Returning from payment holidays
About 1.9million mortgage payment deferrals have been granted, according to UK Finance, and in the coming months many of these borrowers will be facing the challenge of returning to their repayment schemes.
Kevin said: “Switching to an interestonly mortgage, or even a part repayment and part interest-only mortgage, where you pay off some of the capital, could help to keep monthly mortgage bills low. These options could act as a useful temporary measure to help those who might be struggling to meet their mortgage commitments after the payment holiday scheme concludes, before remortgaging to a full repayment product later.”
Patience is key
For all the reasons we’ve mentioned, high activity in the property market means people will need to be patient.
Kevin said: “We’re seeing thousands of buyers eager to press ahead with their housing plans.
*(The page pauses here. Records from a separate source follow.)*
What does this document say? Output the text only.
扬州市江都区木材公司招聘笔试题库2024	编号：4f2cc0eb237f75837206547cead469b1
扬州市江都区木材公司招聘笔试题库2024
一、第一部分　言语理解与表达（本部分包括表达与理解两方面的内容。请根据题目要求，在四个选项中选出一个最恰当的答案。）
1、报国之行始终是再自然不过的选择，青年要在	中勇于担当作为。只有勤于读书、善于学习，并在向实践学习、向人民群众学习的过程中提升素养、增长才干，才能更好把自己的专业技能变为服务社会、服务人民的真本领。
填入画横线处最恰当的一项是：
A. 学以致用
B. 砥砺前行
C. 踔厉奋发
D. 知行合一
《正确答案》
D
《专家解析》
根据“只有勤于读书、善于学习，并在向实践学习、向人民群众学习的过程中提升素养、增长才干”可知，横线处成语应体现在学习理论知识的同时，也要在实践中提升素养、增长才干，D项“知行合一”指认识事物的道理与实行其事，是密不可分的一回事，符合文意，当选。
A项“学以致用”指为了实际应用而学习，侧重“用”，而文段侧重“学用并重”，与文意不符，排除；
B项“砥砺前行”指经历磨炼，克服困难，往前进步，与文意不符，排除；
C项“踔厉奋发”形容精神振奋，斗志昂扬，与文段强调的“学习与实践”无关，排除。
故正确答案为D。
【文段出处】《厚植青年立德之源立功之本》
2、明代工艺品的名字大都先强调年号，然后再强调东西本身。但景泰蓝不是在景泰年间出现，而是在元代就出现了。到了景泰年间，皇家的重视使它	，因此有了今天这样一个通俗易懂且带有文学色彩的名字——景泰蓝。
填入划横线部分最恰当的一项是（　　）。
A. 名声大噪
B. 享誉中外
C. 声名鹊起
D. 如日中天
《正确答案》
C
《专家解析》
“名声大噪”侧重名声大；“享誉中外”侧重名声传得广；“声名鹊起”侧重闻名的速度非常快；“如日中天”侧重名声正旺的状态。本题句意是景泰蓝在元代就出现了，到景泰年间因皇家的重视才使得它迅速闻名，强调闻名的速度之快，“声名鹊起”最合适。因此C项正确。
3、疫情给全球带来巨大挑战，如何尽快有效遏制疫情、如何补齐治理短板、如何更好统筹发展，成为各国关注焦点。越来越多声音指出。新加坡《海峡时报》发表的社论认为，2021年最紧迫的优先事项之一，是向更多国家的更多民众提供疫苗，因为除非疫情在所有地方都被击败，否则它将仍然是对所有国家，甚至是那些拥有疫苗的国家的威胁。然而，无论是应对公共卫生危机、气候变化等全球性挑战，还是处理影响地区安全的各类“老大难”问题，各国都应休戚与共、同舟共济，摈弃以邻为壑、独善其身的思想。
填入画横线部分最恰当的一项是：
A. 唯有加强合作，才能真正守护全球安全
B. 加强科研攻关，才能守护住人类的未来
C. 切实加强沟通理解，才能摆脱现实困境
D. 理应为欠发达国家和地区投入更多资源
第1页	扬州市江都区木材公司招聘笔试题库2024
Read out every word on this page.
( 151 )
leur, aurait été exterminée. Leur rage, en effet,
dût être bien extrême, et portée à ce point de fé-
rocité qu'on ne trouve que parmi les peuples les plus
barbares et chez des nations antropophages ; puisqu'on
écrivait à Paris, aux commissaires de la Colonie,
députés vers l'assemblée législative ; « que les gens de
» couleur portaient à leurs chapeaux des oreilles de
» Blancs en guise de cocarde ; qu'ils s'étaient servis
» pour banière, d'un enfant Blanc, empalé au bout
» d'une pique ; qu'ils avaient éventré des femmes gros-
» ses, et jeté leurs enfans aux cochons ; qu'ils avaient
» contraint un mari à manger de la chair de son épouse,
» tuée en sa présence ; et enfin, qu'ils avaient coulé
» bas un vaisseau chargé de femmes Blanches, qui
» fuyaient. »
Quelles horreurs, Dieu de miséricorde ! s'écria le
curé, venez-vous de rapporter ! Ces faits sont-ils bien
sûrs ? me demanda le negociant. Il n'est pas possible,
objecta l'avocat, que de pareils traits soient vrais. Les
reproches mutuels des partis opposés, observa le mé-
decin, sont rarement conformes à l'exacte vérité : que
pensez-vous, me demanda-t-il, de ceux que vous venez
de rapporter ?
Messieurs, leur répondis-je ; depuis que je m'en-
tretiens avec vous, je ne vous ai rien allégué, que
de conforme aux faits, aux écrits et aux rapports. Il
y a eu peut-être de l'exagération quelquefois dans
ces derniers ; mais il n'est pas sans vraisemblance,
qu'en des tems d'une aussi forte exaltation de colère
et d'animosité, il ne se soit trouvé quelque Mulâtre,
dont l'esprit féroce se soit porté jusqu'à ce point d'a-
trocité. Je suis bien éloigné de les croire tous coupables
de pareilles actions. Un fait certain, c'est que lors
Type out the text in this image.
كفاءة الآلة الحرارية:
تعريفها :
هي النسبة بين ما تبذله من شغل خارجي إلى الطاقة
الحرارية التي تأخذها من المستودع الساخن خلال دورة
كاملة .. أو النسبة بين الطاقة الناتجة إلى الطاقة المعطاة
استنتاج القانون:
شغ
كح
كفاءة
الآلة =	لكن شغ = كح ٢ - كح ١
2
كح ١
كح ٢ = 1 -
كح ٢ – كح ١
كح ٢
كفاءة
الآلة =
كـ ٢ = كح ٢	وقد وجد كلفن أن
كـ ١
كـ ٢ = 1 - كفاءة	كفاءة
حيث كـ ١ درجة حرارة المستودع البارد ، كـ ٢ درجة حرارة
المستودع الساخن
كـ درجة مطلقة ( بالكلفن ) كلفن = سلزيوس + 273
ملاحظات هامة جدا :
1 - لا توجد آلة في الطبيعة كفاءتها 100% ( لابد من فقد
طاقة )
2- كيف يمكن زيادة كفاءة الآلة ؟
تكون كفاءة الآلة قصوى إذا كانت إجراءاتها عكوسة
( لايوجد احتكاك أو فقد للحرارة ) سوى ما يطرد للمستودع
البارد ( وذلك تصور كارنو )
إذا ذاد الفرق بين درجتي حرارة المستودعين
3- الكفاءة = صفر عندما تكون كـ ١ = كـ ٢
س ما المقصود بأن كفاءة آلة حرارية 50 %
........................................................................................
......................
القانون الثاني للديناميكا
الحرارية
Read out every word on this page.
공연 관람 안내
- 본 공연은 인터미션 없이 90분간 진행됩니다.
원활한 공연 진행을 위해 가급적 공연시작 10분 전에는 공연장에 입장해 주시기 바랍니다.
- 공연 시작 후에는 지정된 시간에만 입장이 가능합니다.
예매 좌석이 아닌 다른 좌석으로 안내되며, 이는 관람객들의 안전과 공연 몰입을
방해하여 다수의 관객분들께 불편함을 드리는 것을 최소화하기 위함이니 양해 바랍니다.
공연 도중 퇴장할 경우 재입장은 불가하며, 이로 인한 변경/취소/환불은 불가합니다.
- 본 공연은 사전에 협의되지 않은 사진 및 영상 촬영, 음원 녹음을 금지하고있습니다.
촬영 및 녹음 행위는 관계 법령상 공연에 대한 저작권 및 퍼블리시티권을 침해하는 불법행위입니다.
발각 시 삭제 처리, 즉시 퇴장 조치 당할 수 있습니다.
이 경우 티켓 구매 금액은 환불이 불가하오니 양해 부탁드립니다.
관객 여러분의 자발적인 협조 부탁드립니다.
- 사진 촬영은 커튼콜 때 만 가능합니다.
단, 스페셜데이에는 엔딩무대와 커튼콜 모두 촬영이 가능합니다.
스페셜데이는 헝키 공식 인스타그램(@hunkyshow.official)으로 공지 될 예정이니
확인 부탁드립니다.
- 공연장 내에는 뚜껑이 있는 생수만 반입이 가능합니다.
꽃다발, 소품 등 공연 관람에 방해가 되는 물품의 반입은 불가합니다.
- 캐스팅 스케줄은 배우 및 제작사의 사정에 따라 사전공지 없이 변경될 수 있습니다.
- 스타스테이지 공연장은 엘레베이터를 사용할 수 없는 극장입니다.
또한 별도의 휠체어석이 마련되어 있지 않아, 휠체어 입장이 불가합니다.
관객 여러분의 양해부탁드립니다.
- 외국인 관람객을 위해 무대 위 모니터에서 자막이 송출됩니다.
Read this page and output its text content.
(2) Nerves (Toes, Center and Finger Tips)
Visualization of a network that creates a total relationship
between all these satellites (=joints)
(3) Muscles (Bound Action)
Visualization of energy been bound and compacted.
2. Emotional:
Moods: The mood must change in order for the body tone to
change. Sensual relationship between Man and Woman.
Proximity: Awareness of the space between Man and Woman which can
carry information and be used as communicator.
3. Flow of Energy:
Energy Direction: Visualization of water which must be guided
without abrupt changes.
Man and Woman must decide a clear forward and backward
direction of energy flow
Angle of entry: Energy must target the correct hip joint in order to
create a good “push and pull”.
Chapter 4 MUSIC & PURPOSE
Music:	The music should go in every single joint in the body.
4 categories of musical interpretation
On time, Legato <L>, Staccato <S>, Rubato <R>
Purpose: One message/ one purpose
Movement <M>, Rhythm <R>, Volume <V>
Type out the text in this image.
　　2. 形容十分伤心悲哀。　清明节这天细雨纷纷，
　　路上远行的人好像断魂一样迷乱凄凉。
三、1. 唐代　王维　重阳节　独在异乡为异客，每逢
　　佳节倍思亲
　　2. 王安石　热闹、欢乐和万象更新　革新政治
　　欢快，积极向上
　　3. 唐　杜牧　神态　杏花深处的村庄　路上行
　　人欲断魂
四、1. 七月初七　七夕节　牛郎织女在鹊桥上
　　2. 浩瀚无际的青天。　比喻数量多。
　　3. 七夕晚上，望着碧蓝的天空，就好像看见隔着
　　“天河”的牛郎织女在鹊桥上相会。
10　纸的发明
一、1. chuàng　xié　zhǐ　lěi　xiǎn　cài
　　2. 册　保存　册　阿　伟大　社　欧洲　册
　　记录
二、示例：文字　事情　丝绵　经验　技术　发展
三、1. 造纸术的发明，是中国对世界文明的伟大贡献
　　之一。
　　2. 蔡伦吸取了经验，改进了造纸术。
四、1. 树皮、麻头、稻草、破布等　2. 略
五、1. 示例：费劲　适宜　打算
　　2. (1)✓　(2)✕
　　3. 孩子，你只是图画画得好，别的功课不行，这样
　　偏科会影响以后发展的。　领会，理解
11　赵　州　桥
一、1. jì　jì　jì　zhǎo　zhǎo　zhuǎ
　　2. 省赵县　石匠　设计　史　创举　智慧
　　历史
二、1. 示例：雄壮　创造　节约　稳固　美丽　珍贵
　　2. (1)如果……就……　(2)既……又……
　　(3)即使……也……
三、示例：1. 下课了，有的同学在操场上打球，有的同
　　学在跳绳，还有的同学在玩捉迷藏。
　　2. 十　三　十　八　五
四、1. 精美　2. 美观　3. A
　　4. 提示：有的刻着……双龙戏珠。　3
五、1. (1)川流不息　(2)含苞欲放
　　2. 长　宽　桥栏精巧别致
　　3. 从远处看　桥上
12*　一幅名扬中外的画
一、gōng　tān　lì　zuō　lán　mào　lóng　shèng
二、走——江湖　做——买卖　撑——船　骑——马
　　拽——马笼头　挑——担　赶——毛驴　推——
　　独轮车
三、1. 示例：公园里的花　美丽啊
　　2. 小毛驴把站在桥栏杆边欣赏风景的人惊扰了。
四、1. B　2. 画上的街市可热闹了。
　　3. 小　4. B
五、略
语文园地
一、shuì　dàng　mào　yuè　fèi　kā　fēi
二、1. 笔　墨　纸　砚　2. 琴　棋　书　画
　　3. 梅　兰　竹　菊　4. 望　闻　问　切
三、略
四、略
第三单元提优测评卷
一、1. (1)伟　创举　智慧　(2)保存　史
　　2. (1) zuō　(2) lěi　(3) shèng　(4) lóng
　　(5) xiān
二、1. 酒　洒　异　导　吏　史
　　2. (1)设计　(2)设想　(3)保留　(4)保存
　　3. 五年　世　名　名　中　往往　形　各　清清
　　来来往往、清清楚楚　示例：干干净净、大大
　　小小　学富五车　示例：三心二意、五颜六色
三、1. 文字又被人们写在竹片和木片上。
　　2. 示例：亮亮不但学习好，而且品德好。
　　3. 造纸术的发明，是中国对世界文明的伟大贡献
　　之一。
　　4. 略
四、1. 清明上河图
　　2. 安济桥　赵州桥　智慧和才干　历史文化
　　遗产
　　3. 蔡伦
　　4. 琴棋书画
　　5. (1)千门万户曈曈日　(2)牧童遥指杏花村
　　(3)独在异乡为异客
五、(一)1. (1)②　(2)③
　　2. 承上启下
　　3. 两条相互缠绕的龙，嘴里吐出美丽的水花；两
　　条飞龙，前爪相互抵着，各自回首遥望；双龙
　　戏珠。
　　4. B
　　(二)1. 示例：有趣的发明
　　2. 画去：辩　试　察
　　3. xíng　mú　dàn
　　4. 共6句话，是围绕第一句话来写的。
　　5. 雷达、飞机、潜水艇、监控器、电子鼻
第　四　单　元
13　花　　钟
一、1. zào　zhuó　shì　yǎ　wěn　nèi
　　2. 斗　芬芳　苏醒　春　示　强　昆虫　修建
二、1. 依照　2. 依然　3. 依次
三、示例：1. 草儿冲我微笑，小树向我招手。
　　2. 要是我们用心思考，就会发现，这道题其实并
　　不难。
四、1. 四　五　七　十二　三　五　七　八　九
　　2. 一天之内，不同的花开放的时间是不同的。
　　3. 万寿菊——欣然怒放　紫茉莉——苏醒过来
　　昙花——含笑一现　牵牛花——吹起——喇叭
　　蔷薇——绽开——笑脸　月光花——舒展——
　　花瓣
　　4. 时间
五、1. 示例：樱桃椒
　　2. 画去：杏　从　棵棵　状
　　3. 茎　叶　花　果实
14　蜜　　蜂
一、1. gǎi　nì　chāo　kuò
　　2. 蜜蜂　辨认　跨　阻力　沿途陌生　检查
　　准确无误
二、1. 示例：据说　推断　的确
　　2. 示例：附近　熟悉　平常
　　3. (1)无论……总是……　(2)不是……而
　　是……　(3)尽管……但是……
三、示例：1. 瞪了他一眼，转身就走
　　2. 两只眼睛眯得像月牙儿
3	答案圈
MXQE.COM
This is placing more pressure on lenders to process applications, while they continue to support many existing borrowers to return from payment holidays.
“Moreover, the coronavirus crisis has made lending a more complex affair, with providers having to take a more in-depth look at borrowers’ circumstances to check their affordability.”
A growing number of borrowers now plan to use the Help to Buy scheme
Mortgage advisers are experts in the market and they can help build an accurate picture of your options.
Kevin said: “These are unusual times and given the changes that are taking place in the mortgage market on a daily basis, I certainly wouldn’t want to be tackling the mortgage application process alone.
“Having an independent mortgage adviser on your side could make a world of difference.”